Carta de Hölderlin a sua Diotima

A Susette Gontard

Todos os dias tenho que voltar a chamar a divindade desaparecida. Quando penso nos grandes homens de grandes épocas, de que modo propagavam um fogo sagrado ao seu redor, a todo morto, a todo seco, eram a praia do mundo, se convertiam em chamas que alçavam com eles o vôo até os Céus, e logo penso em mim, e como vou vagando como uma débil lâmpada e sinto desejos de mendigar por uma gota de azeite para seguir iluminando ainda algum tempo na noite...Olhe! Nesses momentos um prodigioso calafrio me corre todos os membros do corpo, e tênue digo a terrível palavra: morto vivente!
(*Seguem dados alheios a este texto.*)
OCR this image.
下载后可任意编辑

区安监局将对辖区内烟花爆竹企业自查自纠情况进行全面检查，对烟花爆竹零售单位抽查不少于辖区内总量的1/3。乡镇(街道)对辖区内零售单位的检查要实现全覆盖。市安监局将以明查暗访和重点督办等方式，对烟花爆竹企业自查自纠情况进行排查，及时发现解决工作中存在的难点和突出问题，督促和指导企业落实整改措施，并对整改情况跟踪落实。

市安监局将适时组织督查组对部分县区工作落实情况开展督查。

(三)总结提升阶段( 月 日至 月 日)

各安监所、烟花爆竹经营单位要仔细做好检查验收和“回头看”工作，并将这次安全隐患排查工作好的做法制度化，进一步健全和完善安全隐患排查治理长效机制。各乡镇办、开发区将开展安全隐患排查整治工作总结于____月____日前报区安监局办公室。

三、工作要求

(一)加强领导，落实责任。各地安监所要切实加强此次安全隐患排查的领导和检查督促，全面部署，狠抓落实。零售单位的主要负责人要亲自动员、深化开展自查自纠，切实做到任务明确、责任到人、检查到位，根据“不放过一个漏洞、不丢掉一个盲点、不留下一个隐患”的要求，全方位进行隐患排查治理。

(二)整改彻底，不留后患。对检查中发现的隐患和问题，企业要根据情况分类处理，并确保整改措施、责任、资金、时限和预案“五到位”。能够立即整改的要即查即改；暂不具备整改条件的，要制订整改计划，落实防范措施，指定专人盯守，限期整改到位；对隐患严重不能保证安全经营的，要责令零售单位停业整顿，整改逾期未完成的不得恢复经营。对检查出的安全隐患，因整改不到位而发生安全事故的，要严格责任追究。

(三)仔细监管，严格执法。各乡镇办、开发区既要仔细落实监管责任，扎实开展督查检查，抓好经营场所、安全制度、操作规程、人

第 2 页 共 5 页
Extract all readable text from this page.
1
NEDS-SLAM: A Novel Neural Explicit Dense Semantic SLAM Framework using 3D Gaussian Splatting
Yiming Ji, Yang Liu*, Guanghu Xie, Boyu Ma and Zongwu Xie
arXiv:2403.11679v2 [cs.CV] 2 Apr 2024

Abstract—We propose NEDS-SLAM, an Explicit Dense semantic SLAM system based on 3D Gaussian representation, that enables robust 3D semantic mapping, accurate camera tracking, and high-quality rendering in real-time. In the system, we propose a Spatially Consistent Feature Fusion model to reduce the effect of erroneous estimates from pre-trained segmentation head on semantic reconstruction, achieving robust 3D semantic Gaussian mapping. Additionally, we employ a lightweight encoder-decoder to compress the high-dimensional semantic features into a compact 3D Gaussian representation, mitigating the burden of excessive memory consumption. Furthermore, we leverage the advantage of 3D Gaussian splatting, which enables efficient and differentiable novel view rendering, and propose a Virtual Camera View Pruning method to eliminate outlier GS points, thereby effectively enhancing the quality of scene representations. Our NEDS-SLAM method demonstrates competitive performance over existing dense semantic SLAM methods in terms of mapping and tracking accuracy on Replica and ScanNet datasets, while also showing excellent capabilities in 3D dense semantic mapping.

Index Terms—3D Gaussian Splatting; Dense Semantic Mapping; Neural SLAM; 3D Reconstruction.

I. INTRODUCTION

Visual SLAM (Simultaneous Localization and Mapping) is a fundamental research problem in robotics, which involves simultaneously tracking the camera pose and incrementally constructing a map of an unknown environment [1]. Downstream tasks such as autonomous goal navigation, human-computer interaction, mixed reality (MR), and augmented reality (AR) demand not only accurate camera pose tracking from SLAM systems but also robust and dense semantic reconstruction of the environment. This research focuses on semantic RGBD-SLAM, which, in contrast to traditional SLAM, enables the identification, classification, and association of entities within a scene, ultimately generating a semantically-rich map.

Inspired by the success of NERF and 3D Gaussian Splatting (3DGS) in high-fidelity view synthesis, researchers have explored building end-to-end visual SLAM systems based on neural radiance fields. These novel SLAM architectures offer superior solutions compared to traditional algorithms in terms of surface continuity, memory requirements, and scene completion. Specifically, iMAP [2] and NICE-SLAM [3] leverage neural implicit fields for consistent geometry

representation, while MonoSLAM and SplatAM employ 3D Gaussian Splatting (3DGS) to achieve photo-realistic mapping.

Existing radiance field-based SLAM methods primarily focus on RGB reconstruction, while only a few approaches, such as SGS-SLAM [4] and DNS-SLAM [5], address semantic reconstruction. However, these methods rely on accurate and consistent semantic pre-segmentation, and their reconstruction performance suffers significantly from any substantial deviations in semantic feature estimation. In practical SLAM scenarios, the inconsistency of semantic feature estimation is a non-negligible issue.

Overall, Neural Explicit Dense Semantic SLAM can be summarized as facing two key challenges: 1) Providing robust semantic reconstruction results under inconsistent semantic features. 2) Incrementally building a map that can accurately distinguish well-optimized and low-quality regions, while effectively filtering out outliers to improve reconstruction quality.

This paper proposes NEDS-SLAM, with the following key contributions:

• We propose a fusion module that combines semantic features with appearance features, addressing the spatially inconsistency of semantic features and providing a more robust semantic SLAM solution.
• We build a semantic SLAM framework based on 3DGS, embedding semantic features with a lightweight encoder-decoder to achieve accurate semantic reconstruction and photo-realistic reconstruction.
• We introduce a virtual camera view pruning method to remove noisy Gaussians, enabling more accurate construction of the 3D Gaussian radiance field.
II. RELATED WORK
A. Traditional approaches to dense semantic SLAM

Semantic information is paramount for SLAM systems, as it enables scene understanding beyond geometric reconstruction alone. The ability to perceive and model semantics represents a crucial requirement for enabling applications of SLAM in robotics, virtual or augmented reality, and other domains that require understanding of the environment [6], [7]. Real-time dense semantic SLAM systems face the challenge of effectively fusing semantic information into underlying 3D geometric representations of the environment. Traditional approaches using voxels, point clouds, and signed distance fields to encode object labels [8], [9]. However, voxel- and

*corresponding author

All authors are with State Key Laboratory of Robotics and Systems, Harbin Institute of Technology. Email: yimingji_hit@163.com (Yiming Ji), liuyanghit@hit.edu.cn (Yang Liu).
Sabes onde reside a causa por que todos os homens temam entre si? Reside em que o gênio de um consome o do outro para si, alegram-se na comida e na bebida, mas não lhes alegra nada do que alimenta a alma e não podem suportar que algo que dizem ou fazem seja interpretado por outro com espírito. Nécios! Como se algo que pudessem comunicar entre si fosse mais do que essa conversa comum, e só quando se inflama um fogo espiritual, volta a se tornar chama de um modo que também se originou a partir de vida e fogo. Assim se alegram mutuamente do recíproco alimento, ambos vivem e luzem e nenhum consome um ao outro.

Recordas de nossas horas não perturbadas, as horas em que estamos somente unidos um ao outro? Aquilo era o triunfo! Ambos tão livres e orgulhosos e deslumbrantes de alma, de coração, olhos e rosto, e ambos naquela paz celestial, um junto ao outro! E te pressenti naquele momento e disse: seria perfeitamente possível recorrer ao mundo e dificilmente se encontraria algo semelhante. E sinto isso mais forte a cada dia.

Ontem pela tarde vindo de Muhrbeck, para casa. “ Os franceses voltaram a serem vencidos na Itália”, disse. “Enquanto estiver tudo bem conosco, estará bem para o mundo inteiro”... E você me pegou pelo pescoço e nos beijamos nas almas profundamente comovidas e felizes, e nossos olhos inundados se encontraram. Depois, caminhamos. Eu ainda guardo aqueles momentos... será que isso pode substituir um mundo? É isso que faz minha eterna felicidade.